Travieso stressed that anyone who, for whatever reason, is out at night or in the early morning hours during blackouts is subject to being approached by Cuban law enforcement and potentially branded a “public order offender.”
“These are not isolated incidents. It is a new form of police repression that leaves you with no options: on the one hand, crime and social violence, and on the other, unscrupulous police repression that resorts to brute force and lies,” Travieso denounced.
“People are too scared to even go out and take out the trash, because they might accuse you of trying to set fire to the mountains of trash in your neighborhood,” Alexander Vizcaíno, a resident of the Belén People’s Council, said, detailing that he was accused of trying to burn trash and damage an underground cable line.
“I went out to take out the trash and ended up at the police station, badly beaten and accused of I don’t know how many crimes.
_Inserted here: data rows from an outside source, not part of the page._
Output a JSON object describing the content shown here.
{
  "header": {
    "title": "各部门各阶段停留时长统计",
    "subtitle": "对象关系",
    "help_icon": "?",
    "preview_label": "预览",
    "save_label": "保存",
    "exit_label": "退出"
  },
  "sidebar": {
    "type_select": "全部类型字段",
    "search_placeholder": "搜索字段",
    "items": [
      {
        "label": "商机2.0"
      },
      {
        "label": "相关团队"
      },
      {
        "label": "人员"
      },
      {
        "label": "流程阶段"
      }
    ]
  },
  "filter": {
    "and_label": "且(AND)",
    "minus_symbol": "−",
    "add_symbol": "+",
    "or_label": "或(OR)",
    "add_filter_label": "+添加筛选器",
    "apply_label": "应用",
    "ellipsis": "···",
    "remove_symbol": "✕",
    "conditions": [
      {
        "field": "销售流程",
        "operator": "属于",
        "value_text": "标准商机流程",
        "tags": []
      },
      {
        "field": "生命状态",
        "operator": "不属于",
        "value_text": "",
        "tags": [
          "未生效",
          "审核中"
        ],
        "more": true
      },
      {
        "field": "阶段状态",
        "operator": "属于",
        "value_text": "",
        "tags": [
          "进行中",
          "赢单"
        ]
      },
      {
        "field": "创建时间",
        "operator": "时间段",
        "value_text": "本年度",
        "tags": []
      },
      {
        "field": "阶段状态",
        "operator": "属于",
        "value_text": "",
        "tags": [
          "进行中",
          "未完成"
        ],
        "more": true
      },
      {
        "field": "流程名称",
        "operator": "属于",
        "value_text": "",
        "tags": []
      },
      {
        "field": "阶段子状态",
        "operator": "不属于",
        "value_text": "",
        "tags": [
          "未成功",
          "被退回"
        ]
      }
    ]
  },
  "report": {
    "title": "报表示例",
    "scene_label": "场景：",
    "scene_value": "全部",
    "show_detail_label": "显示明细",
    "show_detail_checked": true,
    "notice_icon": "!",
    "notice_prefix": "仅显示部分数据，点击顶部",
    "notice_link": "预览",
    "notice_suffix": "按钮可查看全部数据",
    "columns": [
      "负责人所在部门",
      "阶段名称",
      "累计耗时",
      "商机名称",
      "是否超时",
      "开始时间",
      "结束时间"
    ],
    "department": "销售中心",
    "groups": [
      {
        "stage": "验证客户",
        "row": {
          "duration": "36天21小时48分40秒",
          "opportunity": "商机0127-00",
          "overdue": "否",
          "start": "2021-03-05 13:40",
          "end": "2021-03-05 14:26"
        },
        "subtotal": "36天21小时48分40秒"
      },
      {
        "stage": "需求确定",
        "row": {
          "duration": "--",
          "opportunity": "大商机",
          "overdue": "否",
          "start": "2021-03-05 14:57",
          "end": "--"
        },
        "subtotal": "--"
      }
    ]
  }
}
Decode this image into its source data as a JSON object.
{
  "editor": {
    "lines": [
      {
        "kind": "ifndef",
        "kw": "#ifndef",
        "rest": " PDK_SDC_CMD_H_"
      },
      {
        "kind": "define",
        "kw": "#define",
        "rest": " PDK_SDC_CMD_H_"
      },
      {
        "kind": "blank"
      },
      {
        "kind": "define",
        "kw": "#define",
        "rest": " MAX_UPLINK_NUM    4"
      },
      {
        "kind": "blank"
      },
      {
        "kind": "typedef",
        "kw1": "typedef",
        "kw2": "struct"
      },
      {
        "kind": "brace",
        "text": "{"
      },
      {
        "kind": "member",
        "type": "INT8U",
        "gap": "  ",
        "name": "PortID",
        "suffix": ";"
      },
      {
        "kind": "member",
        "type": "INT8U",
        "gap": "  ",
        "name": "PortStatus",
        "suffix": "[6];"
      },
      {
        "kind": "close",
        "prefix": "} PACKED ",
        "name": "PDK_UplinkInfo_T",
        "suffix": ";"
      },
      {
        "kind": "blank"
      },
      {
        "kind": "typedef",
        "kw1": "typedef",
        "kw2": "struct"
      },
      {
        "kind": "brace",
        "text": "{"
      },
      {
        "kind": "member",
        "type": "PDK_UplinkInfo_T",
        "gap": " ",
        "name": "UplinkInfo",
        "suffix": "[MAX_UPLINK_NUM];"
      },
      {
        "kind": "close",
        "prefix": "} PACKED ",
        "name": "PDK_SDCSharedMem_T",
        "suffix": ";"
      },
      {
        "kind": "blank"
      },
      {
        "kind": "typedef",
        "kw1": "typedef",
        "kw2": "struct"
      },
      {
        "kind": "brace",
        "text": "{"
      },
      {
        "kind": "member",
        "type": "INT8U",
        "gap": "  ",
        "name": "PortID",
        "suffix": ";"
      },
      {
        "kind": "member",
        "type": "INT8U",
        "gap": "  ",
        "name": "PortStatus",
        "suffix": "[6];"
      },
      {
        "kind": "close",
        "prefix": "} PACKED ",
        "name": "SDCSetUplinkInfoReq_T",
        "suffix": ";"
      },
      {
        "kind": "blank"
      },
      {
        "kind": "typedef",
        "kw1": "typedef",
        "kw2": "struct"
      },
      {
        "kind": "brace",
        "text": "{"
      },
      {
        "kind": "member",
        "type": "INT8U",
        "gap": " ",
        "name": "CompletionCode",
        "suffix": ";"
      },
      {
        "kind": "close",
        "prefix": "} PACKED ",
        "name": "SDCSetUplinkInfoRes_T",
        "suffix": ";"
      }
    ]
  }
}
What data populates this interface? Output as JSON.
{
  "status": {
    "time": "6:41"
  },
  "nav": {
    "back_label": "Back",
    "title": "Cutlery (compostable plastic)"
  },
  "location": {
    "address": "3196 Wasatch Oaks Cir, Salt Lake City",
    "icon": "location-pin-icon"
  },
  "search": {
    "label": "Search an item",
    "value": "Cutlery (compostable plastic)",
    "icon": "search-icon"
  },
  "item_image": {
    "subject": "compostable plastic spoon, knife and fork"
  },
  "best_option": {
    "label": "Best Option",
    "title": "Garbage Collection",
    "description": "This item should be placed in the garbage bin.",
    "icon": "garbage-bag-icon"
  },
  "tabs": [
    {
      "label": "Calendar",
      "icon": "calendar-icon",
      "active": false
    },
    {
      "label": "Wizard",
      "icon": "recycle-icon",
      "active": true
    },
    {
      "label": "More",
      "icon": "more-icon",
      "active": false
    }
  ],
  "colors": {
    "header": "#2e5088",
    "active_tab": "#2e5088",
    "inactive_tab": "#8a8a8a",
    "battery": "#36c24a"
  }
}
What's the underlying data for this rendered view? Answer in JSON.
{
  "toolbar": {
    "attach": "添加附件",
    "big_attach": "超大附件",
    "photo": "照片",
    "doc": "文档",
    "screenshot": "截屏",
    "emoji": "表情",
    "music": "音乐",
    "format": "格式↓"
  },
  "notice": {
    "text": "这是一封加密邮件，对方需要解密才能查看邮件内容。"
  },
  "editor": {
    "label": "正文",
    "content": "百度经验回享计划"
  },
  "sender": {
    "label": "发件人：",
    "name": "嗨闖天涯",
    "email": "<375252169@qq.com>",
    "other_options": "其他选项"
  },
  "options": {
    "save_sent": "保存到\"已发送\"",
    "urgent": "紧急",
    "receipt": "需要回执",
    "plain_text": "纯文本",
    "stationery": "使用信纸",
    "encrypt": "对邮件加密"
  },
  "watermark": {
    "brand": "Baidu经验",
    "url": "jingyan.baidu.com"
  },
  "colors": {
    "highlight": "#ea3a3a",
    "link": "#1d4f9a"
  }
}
The fact that I wasn’t carrying my ID card set everything off, even though two neighbors told the officers that I was from the neighborhood,” Vizcaino recounted.
“They turned a deaf ear, threatened the two neighbors, and when I protested, the beating began — and with great viciousness,” he continued. “I took it personally, very personally. I’ve never been involved in anything political, but since that day I haven’t stopped banging pots and sharing every protest and every demonstration in Cuba on my social media.”
“There are those who claim that the end of the government is near, and I believe it, because this sort of ‘curfew’ seems, as the saying goes, like one of the last death throes of a hanged man,” Vizcaíno concluded.